If you offered your house for sale at $2 million, it would never sell (or it would remain on the market until inflation caught up with your price). If you asked $100 for it, you’d have a sale before your advertisement even hit the papers. (The supervisor of the newspaper’s classified ad department would be at your door five minutes after you called.)
So you need only search for the figure, somewhere between $100 and $2 million, that will attract buyers and at the same time bring you the most money. One point is clear: If you can sell for $100 in five minutes, and for $2 million in 20 years, obviously time and money are related in real estate sales.

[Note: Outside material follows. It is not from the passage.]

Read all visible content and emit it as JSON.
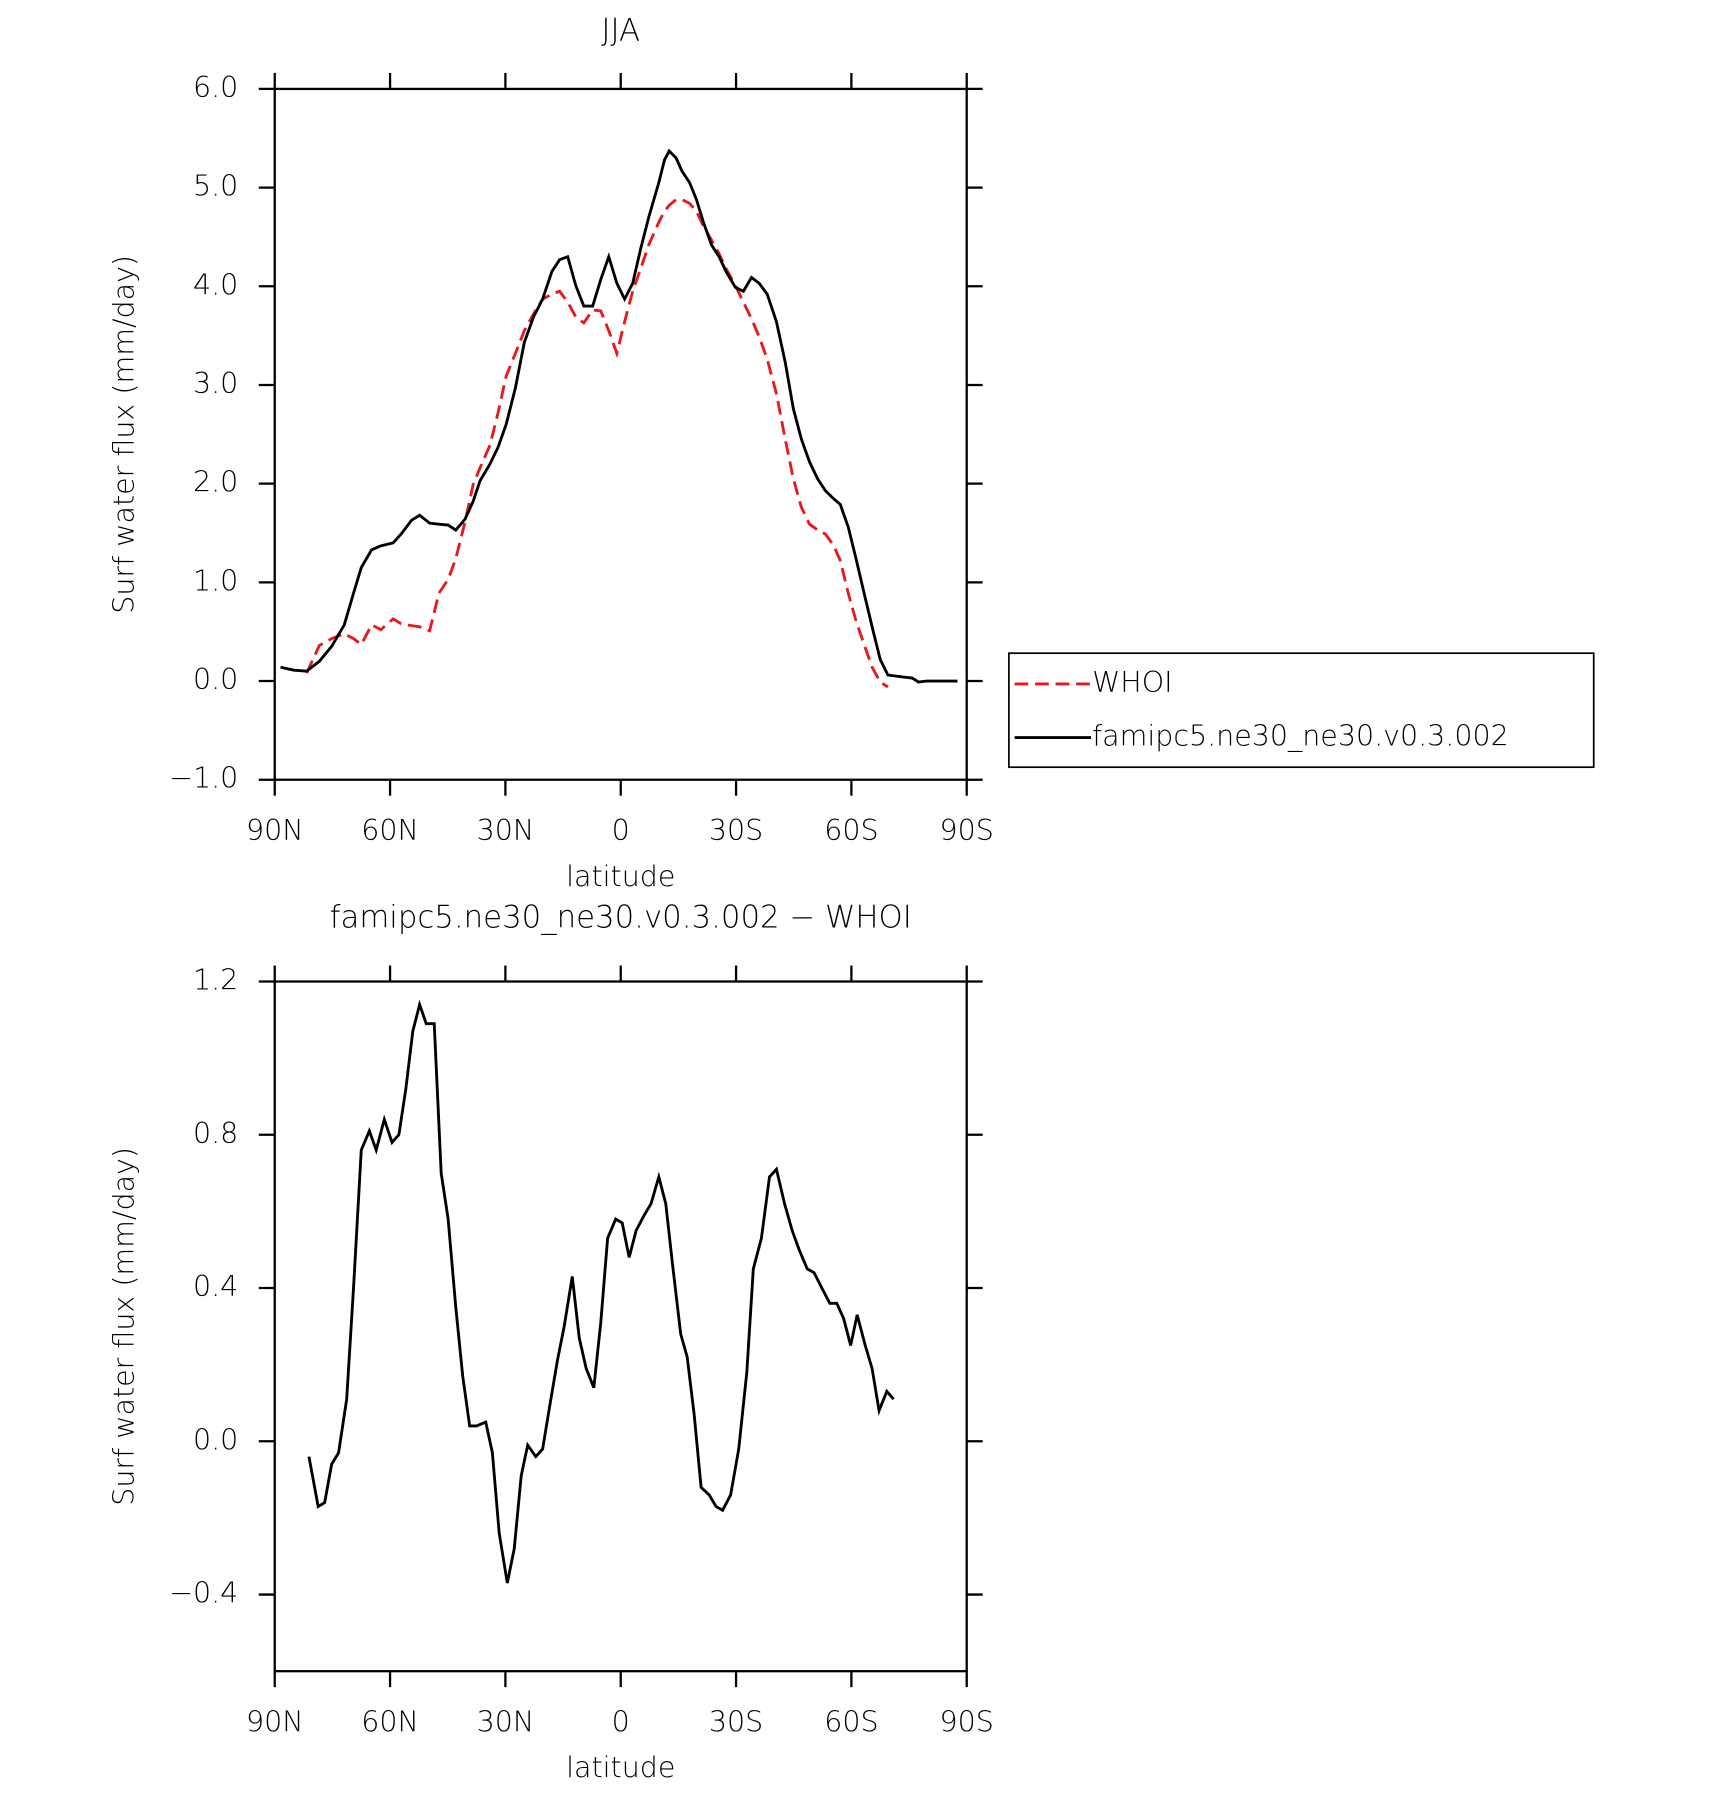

If you are under no pressure to sell, you have the luxury of exploring the market, experimenting with price, and accepting an offer without pressure. This process is likely to yield the highest price.
If, on the other hand, you are working under a deadline, a no-nonsense price, slightly under true market value, will bring immediate action. When such a listing comes through the daily computer printout, one agent, idly reading, says to another, “Listen to this. A three-bedroom house in Suburban Heights for $270,000.” And the other says, “Aren’t they going around three hundred over there? Won’t last.” Both reach for the phone to give the news to penny-pinchers they’ve been working with. The scene is repeated in any number of MLS offices, and that’s one way houses are sold in a day.
A one-day sale, though, does not meet the standards set for fair market value of property. The concept of fair market value comes from the field of appraising.
Fair market value has been defined as the most probable price a property will bring if it has been widely exposed on the market, if sufficient time is allowed to find an informed buyer, and if neither party is under undue duress.
Pricing your property involves an attempt to estimate fair market value, depending on circumstances.